10 things only a farmer’s wife would know

To some, being a farmer’s wife or partner sounds an idyllic lifestyle. A beautiful farmhouse to live in complete with Aga, rolling landscapes to admire and cute animals to nurture.
In today’s world women are at the forefront of managing farm enterprises and are sometimes doing so singlehandily.
The reality is a farmer’s other half needs to be patient, know the “lingo” and be the queen of multitasking.
See also: The girl who gave up a marketing career to be a farmer
Here are 10 things only a farmer’s wife can relate too.
- Translation is a vital skill. When your farmer says “I’ll be home in five minutes”, they actually mean three hours.

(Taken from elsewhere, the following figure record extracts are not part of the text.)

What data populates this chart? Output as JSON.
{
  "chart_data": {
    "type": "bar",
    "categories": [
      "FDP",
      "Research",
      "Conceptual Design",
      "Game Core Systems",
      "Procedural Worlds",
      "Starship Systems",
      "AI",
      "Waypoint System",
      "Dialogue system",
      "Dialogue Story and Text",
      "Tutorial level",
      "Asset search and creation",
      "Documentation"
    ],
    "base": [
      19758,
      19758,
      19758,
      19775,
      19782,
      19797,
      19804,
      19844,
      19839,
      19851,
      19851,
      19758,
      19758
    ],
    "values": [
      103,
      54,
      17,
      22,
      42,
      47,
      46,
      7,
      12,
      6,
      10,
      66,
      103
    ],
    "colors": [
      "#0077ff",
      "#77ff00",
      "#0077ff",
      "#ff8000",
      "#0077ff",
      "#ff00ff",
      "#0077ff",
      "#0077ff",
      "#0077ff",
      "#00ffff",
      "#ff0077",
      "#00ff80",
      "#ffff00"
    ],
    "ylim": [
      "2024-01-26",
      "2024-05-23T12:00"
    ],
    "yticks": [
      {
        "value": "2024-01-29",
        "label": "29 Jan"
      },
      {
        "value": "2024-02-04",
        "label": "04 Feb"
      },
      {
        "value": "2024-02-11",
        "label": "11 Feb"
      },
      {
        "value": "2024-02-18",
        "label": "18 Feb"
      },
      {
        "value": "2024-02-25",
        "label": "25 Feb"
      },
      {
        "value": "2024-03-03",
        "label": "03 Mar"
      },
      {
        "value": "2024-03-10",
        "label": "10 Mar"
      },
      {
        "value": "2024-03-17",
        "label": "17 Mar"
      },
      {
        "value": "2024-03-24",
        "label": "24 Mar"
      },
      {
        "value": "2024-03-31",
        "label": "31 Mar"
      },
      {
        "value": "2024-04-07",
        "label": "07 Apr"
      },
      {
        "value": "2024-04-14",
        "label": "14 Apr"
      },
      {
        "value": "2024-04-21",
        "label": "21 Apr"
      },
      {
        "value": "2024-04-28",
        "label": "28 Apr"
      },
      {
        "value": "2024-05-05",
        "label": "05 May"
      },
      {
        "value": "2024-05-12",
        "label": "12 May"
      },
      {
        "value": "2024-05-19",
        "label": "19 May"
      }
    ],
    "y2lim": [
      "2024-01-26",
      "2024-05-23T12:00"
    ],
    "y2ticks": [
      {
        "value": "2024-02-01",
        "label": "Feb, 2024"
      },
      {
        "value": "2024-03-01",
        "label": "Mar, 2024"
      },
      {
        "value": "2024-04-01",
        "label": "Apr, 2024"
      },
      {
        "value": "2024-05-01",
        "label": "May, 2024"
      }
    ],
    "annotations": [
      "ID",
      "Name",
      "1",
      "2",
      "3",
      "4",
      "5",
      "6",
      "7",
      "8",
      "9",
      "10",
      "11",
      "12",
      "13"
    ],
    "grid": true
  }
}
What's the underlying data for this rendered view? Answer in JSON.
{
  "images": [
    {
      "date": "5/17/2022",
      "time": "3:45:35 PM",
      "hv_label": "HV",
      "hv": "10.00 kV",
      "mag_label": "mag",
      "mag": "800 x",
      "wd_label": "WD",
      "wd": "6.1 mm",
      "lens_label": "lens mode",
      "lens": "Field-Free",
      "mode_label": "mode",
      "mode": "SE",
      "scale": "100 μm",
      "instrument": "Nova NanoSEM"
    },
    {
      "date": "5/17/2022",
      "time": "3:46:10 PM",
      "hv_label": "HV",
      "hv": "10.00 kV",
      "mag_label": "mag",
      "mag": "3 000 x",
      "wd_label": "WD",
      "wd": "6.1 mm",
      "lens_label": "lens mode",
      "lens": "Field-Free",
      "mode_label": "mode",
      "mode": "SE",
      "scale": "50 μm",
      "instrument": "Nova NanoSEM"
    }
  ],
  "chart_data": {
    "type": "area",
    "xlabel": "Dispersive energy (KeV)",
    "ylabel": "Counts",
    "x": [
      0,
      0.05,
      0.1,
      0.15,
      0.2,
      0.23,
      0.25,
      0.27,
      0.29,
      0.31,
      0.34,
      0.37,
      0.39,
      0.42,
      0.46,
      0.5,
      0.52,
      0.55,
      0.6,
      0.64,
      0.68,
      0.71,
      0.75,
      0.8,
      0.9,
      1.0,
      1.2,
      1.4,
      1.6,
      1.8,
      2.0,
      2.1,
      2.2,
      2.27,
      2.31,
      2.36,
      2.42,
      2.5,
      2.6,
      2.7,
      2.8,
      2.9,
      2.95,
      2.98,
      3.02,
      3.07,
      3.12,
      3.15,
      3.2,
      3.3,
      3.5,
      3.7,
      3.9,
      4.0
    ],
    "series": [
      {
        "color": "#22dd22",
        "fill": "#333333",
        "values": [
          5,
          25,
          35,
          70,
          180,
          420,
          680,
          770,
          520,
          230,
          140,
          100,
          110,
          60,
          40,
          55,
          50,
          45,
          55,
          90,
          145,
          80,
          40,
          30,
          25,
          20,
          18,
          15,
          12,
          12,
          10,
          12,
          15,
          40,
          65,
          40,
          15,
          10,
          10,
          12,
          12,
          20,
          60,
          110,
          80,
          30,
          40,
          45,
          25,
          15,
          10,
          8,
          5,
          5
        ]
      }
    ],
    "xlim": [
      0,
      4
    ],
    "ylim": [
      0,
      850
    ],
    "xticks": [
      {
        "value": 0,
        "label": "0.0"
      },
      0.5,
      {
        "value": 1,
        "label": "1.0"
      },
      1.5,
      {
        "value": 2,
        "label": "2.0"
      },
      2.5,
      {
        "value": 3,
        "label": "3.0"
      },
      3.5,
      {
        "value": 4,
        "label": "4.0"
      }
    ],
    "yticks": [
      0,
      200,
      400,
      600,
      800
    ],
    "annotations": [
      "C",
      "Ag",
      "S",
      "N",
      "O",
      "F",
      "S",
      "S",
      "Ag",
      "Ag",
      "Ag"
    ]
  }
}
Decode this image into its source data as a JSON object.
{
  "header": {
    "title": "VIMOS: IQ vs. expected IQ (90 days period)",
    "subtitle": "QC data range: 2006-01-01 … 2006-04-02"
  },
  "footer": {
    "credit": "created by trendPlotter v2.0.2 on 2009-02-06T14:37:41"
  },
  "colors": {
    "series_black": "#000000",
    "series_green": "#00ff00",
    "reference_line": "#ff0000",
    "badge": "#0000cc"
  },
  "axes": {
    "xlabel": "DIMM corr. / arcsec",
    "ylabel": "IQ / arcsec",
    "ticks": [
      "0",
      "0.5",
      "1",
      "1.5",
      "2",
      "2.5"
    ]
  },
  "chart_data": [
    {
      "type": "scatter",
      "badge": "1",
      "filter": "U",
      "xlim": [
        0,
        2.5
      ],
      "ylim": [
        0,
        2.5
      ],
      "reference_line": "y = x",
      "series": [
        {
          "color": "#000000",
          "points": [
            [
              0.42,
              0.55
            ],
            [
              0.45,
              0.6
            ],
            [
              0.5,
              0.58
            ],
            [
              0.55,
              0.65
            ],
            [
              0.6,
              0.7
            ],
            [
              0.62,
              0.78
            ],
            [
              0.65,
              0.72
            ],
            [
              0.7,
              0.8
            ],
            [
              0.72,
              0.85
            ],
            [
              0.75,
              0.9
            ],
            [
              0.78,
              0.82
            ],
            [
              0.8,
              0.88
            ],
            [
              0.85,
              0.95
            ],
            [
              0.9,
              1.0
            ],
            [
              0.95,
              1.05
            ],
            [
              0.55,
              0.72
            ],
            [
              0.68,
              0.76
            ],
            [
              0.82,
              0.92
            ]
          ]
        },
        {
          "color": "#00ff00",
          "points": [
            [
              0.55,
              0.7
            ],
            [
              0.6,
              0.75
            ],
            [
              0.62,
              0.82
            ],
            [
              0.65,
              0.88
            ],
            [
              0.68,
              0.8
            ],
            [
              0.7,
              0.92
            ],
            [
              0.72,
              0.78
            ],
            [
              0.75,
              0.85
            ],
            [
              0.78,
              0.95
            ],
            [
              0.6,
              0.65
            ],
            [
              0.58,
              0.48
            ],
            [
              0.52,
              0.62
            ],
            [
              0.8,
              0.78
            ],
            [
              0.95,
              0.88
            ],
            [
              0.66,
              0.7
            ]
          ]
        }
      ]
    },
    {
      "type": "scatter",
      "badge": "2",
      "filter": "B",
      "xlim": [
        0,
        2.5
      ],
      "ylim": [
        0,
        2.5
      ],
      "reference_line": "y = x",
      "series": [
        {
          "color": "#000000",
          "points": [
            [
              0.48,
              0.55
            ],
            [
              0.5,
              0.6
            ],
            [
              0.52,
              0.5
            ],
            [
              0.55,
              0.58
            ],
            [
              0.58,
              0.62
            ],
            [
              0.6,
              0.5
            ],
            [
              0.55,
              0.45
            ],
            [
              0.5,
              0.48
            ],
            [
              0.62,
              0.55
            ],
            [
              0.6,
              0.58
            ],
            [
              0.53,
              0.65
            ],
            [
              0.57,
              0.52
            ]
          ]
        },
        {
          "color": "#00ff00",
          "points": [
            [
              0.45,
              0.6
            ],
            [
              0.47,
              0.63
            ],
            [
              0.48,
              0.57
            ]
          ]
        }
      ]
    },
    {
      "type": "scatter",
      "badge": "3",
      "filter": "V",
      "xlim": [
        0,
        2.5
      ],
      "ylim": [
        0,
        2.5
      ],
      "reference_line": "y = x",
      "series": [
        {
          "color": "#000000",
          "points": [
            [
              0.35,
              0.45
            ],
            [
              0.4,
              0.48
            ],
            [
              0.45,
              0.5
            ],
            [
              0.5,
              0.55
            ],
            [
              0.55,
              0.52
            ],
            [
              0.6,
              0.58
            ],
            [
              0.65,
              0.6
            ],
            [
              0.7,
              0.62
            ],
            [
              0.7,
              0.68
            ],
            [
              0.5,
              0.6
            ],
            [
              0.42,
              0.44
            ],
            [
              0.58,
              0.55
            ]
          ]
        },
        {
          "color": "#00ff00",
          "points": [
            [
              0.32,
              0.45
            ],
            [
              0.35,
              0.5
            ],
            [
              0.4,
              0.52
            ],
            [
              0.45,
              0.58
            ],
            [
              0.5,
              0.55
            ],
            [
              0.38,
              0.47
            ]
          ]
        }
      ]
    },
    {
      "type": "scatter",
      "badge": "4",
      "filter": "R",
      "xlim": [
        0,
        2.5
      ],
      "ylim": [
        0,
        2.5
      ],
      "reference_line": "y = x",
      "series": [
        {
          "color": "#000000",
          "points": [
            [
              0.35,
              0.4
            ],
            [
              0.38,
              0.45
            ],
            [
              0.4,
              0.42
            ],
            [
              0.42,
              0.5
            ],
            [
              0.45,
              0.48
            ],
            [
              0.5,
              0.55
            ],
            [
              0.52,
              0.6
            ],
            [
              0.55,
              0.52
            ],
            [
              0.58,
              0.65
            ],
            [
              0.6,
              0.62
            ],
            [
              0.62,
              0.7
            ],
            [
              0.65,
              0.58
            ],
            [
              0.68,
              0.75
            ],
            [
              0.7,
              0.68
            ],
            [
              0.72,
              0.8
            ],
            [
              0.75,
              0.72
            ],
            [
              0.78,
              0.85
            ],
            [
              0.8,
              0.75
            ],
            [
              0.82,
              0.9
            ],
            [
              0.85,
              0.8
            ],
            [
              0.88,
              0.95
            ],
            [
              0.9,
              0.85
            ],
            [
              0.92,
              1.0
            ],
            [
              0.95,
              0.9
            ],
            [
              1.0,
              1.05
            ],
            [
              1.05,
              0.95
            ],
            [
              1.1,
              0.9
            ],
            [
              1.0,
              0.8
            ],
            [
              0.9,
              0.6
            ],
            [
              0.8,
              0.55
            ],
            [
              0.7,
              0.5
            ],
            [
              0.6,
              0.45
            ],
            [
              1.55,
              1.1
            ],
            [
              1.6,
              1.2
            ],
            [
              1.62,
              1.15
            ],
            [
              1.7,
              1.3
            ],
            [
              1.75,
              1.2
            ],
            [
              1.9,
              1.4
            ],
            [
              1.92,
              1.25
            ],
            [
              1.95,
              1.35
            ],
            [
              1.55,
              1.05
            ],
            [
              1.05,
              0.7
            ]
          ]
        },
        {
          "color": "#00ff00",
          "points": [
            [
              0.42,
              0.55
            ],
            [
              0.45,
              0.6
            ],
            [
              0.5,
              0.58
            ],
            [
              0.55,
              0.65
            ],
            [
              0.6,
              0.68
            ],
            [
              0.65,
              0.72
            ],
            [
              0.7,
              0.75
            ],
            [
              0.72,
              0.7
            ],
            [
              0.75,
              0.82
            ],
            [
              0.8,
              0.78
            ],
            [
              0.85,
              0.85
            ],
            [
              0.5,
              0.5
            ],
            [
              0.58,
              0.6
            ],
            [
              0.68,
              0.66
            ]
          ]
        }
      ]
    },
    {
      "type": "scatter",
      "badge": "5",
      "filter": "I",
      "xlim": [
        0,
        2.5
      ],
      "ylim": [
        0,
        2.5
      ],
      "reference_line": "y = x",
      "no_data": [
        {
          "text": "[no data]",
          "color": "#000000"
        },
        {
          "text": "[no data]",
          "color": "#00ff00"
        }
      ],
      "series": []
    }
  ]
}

- A family holiday means a day trip to an agricultural show or farm sale and not a week with sun, sand and sangria.
- Be prepared to unblock the washing machine from straw, baler twine and bolts on a regular basis.
- Weather patterns are the most discussed topic around the kitchen table – cue a constant bad mood if it rains, snows, is too windy or too hot. Apparently, we control the weather.
- “Good morning darling” is not aimed at you, but at Daisy 583 who lovingly voices her opinion under your bedroom window every day at 5am.
- You know at least one hundred uses for baler twine. This can be anything from a belt replacer, emergency halter and make shift shoelace.
- You have mastered the art of driving a tractor and reversing a trailer – this is key to holding your own.
- Attempts to impress the midwife by comparing cow labour with human. The expression “I have the calving aids ready love” is not welcome at this hour of need.
- An Aga comes in very handy for keeping poorly animals warm and drying out stinky overalls, oh, and feeding the workforce – daily.
- You are a virtual walking computer. Everything must be stored, compartmentally in your head and must be available at any moment. Bank account details, market regulations, cow numbers, crop rotations. You are chef, milker, accountant, cleaner and all-round expert chief juggler.